“When we focus on our gratitude, the tide of disappointment goes out and the tide of love rushes in.” Kristin Armstrong
THE HABIT focuses on how you start each day – your morning routine; because it’s so important. How you begin each day determines how you live each day. Each day is your life in miniature. As you take control of your mornings, you’ll start to take control of your life. You’ll become proactive instead of reactive. No longer will you be swept up in the whirlwind of daily commitments. It’s easy to forget what’s important when you don’t take a little time each morning to reflect. It’s easy to be busy. It’s a challenge to be productive.
With 2017 drawing to an end, it is a time of reflection and New Year’s Resolutions. Many of them focused on losing weight. Unfortunately, the success rate for New Year’s Resolutions is an abysmal 8%, with 80% of people quitting by February.
The people that succeed have two things in common. First, they make a strong commitment to achieving their goal. Second, they start small. There is a lot of power in the accumulation of small, consistent efforts.

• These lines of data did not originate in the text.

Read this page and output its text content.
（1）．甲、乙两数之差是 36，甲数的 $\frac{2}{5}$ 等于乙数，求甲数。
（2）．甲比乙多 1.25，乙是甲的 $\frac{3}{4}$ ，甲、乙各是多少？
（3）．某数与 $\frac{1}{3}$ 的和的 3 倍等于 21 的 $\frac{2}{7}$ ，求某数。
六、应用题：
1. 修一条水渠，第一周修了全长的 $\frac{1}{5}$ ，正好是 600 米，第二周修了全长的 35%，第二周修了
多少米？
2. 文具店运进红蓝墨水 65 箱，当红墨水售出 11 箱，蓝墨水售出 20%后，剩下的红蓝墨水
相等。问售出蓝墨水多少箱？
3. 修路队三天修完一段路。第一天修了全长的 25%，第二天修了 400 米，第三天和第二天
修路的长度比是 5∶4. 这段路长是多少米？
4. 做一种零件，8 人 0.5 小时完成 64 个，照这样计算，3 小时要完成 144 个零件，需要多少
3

Habits and daily rituals create orderly lives. We are all creatures of habit. Even our pets have daily rituals and patterns of behavior. We form habits and routines because they feel good. They eliminate the need to constantly make deliberate decisions. When we perform habits, the actions are automated, conserving our cognitive energy.
“Habit is something you can do without thinking, which is why most of us have so many of them.” Frank A. Clark
We aren’t just creatures of habit. We are the product of our habits. We are what we do, not what we know or what we aspire to be. The scariest thing about habits is that we don’t give them much thought once we form them, and when we try to break them, it can seem impossible. It’s as if our body has become the mind, taking us down the same familiar path.
“All of our life is but a mass of small habits – practical, emotional, intellectual and spiritual – that bear us irresistibly toward our destiny.” William James
I suggest that this year, instead of waiting for January 1st to arrive, you begin adopting a few small habits so that when the ball drops, you’ll already have built some momentum. I will present a series of small habits you can adopt each week to change your life. I will begin with the smallest daily rituals and slowly build up to routines that will require a little more effort.
We will start small, but before long, you will begin noticing drastic improvements in your life. Within a week, you’ll see an improvement in your mood. In a month, you’ll start noticing improvements in your energy and focus. After three months, you’ll begin to notice improvements in your appearance and self-confidence, and by the end of the year, you’ll have become a person that can achieve whatever it is you set your mind to do. I know this seems like a tall order, but if you understand the compounding effect of daily rituals, you’d realize what I am promising is entirely realistic. A single droplet will do nothing to a stone, but as Ovid observed, “Dripping water hollows out stone, not through force but through persistence.”
The problem with most people is that they try something for a little while, then give up when they don’t see immediate results or lose motivation – which is normal. Repetition doesn’t build motivation, it dilutes it. Persistence is the key. Our results come from our repeated efforts.
It’s like the flywheel effect Jim Collins describes in his book, Good to Great. Their transformation was the product of the accumulation of small incremental improvements. It was evolutionary, not revolutionary. The process was so gradual that no one inside the companies was aware it was taking place.
“Good to great comes about by a cumulative process—step by step, action by action, decision by decision, turn by turn of the flywheel—that adds up to sustained and spectacular results.” Jim Collins
The Week-1 challenge is to write down 15 things you are grateful for in your life and then read it each morning; bonus points if you re-read it before going to bed each night. If you are like me, the first time I was asked to do this I thought that I would have a hard time writing down 15 items, but when I began to think about everything in my life like my spouse, my children, my friends, our pets, our home, our car, my health, my job, the education I received, and all the opportunities available to me, I quickly wrote 20 things.
It is easy to focus on problems and forget everything good in our life. I suggest you find or purchase a notepad and a pen to record these items. Layout the pad and pen the night before, and write down everything you can think of, at least 15-items, the following day. That’s it.
“Be thankful for what you have; you’ll end up having more. If you concentrate on what you don’t have, you will never, ever have enough.” Oprah Winfrey
After you create your list, it will only take you a couple of minutes each morning to re-read your list. This one small habit can drastically improve your mood. When you begin each day with a spirit of gratitude, it will influence the rest of your day.
“Gratitude and attitude are not challenges; they are choices.” Robert Braathe
Anger, frustration, and resentment are not compatible with gratitude. Those emotions cannot exist when you are grateful. When you begin to feel these negative emotions, remind yourself of what you are thankful for. After doing this for a week, you’ll start to see an improvement in your mood. It is so easy to do, but what is easy to do, is also easy not to do.
Make the small commitment to do this every day. Not Monday through Friday, not every once in a while. Every day, so it will become automatic.
Till next week, good luck!
Change your habits, change your life!